The silver lining

On Rotation

On a chilly January morning earlier this year, I began my last semester of pharmacy school. Entering the ambulatory care clinic, I was simultaneously nervous and excited. I had never experienced a clinic that involved a team-based practice of medicine serving a geriatric population, especially one including a pharmacist. From the first day, I realized that this rotation would be quite a unique and challenging experience. 

A month prior to the rotation, I had undergone surgery and the unexpected recovery length left me in a downtrodden mood. Every day I struggled against pain and discomfort, juggled frequent appointments between several physicians, and accepted my recovery would be an arduously long process. Thankfully, I could rely on my wonderful family members and nurses to assist with the daily bandage changings and treatments. Yet I still dreaded waking up to the harsh reality of my wound.

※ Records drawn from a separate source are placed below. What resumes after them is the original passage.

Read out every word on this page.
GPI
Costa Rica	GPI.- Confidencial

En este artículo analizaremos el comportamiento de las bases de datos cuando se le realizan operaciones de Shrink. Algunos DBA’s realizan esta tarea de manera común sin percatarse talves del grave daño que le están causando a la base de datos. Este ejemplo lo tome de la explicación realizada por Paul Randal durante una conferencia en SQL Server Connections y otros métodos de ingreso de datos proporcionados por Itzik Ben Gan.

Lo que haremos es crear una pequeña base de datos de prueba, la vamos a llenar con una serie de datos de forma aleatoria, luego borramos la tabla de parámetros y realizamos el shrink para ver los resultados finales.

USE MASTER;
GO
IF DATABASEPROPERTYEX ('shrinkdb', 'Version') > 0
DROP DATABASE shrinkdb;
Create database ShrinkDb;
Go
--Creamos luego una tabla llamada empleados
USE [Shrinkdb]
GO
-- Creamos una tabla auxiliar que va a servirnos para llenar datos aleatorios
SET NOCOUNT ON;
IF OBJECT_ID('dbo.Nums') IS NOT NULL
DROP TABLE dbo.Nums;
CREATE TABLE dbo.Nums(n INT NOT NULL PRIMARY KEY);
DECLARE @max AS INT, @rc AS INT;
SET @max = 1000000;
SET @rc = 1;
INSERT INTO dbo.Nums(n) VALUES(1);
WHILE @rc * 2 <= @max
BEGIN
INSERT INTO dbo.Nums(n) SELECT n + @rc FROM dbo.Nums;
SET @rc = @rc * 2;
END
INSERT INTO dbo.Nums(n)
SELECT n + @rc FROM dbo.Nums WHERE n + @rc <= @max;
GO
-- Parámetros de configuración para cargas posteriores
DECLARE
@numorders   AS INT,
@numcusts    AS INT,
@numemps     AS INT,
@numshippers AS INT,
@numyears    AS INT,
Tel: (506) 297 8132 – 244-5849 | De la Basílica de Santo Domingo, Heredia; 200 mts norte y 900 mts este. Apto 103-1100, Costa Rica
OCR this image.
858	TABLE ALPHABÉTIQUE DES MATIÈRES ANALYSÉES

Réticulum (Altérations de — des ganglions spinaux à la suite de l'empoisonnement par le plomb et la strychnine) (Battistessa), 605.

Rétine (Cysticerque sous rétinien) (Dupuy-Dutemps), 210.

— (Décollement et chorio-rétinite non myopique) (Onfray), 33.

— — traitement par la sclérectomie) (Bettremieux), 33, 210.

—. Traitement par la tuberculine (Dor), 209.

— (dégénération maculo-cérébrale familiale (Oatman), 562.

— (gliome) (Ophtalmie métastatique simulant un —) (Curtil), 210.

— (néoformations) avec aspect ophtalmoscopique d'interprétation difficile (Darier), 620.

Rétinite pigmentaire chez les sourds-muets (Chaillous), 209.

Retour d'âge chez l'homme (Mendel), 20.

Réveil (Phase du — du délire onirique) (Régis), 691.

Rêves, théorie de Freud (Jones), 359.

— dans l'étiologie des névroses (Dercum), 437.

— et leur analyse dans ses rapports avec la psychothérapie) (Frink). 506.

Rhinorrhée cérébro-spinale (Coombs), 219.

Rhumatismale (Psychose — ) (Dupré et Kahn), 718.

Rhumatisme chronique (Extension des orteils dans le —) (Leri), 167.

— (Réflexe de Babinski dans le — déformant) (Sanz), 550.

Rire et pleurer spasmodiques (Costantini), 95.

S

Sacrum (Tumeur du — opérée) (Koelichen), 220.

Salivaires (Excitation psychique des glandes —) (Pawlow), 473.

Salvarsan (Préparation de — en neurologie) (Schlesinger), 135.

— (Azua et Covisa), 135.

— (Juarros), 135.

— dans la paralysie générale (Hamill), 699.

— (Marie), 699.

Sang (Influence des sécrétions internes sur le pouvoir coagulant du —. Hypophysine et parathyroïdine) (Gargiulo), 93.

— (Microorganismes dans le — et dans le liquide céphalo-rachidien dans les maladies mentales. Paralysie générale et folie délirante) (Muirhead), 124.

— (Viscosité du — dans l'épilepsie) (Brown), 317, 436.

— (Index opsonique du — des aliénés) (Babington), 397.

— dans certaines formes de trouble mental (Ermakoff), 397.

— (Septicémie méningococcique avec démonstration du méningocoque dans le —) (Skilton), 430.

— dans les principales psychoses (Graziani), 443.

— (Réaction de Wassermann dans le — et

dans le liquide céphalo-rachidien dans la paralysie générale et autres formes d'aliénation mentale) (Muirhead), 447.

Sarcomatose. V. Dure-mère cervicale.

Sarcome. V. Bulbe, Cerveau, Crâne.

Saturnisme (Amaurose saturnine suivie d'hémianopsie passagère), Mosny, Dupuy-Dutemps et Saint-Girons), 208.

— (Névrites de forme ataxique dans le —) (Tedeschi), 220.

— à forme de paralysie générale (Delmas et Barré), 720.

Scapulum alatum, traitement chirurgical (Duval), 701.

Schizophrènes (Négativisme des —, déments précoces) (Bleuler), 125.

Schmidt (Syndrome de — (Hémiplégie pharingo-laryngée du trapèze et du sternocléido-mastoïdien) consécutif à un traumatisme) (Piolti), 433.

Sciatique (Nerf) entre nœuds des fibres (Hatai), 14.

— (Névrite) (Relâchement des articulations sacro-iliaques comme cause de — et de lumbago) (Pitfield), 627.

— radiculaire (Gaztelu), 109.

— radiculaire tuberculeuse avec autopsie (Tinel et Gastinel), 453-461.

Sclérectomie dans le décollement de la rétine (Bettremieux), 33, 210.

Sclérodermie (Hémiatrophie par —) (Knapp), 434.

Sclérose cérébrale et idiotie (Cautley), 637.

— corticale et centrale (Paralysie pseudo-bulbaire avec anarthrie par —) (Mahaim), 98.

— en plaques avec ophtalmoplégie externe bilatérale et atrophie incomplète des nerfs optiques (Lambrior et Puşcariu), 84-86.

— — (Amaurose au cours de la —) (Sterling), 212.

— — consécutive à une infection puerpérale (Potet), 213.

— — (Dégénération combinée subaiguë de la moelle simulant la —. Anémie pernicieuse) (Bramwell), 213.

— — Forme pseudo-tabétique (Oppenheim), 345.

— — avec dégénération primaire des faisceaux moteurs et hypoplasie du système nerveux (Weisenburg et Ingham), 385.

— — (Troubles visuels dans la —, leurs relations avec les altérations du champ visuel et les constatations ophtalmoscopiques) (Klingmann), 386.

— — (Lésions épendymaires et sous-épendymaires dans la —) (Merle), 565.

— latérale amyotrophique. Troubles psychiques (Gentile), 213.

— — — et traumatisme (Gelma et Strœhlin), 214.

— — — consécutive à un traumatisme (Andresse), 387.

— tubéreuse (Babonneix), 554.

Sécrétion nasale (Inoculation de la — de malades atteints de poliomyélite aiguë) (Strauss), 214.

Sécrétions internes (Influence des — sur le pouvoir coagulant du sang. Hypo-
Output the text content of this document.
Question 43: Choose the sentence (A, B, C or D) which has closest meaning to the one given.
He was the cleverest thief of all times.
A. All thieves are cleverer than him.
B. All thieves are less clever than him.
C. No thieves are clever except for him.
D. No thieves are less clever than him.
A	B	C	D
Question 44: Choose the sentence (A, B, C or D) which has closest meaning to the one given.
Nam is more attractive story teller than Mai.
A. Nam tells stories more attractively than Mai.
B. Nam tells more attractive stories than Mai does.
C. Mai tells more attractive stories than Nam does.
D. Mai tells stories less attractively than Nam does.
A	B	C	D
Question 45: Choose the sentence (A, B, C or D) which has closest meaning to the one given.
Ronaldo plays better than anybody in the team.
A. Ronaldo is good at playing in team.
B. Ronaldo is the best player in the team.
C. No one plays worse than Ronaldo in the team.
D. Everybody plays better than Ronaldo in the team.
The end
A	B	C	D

But a silver lining appeared each morning at the ambulatory care site. Every time I stepped through those clinic doors, my mindset shifted. I focused on the needs of the clinic’s numerous patients, and during the hours of engaging dialogue, I forgot my own struggles and hardships. I worked my hardest to help relieve the suffering of others, which paradoxically worked as a treatment to heal my own suffering.

Opening a new book

The daily tasks of researching medical records and charts, dissecting profiles, and cross-examining medications blended into a symphony of knowledge. Together with my partner and preceptor, we conducted this symphony into sessions of patient consultation, and we made sure that each patient received the most appropriate pharmacotherapy in accordance with the physicians’ plans.

However, the patient dialogues did not end with discussing medications and therapies. Instead they continued into beautiful stories about the lives of the extraordinary people who entered the clinic’s halls. I met teachers, nurses, and artists. Skiers, bakers, and poets. Mothers, fathers, husbands, and wives. With every room I entered, I opened a new book divulging a beautiful glimpse into a patient’s life. These conversations occurred between the medical examinations and therapeutic modifications. Talking and sharing eased the anxiety and tensions felt by the patients as they waited for their physicians. From exchanging recipes to discussing books to hearing about how the world has changed, the patients enriched my life. I realized that not only was I helping the patients, but they were also helping me.

Of course, not all conversations were uplifting; after all, many patients were sick and suffered through terrible hardships. But they confided in us at the clinic and we listened with open ears, arms, and hearts. Our team worked together as hard and as best we could to help every patient leave each appointment feeling a little better. I am beyond fortunate to have experienced the clinic’s incredible teamwork. 

My grandfather’s spirit

Coincidentally, the timing of this rotation was interesting to say the least. Midway through the rotation, my grandfather was placed into hospice care and the gravity of the situation hit me hard. I was about to lose my grandfather, the man who treasured his grandchildren above all else, and the man with whom I would eat dinner almost every Sunday because Sundays were our family gathering days at his home. Seeing him near the brink of death hit me hard because I was not ready to lose him yet. He was the best grandfather I could ever ask for and I didn’t want him to go.
I would see his face in every patient at the clinic. It took a lot of strength and power to avoid breaking down into tears. I was all too familiar with the stories of patients suffering through dementia; the rapid decline, the toll on the family, and the heartbreak of watching a loved one seemingly disappear. This empowered me to work even harder because I would hear his voice calling out my name and see his warm smile during each patient examination. I saw his smile for the last time a week before my rotation ended. He was asleep in his bed with the morphine dripping when I arrived during my lunch break. When he heard me, he awoke from his slumber briefly, eyes twinkling, and he flashed a smile I will never forget. 

Sadly, my grandfather died a few days later. At his funeral, I reflected on the countless happy memories we shared together. I thought back to my work at the clinic and my pharmacy school experiences. I hope that I helped to empower those patients to create a few more memories with their families and loved ones. And I plan to continue working hard to help others as a new practitioner. After all, that’s what I believe life is about. 

I want to thank my preceptor and the entire staff at the ambulatory clinic for guiding and instructing me. Thank you for comforting me during this difficult time in my life and for the opportunity to meet and help all those patients alongside an incredible team. My grandfather may no longer be with me, but I know I made him proud.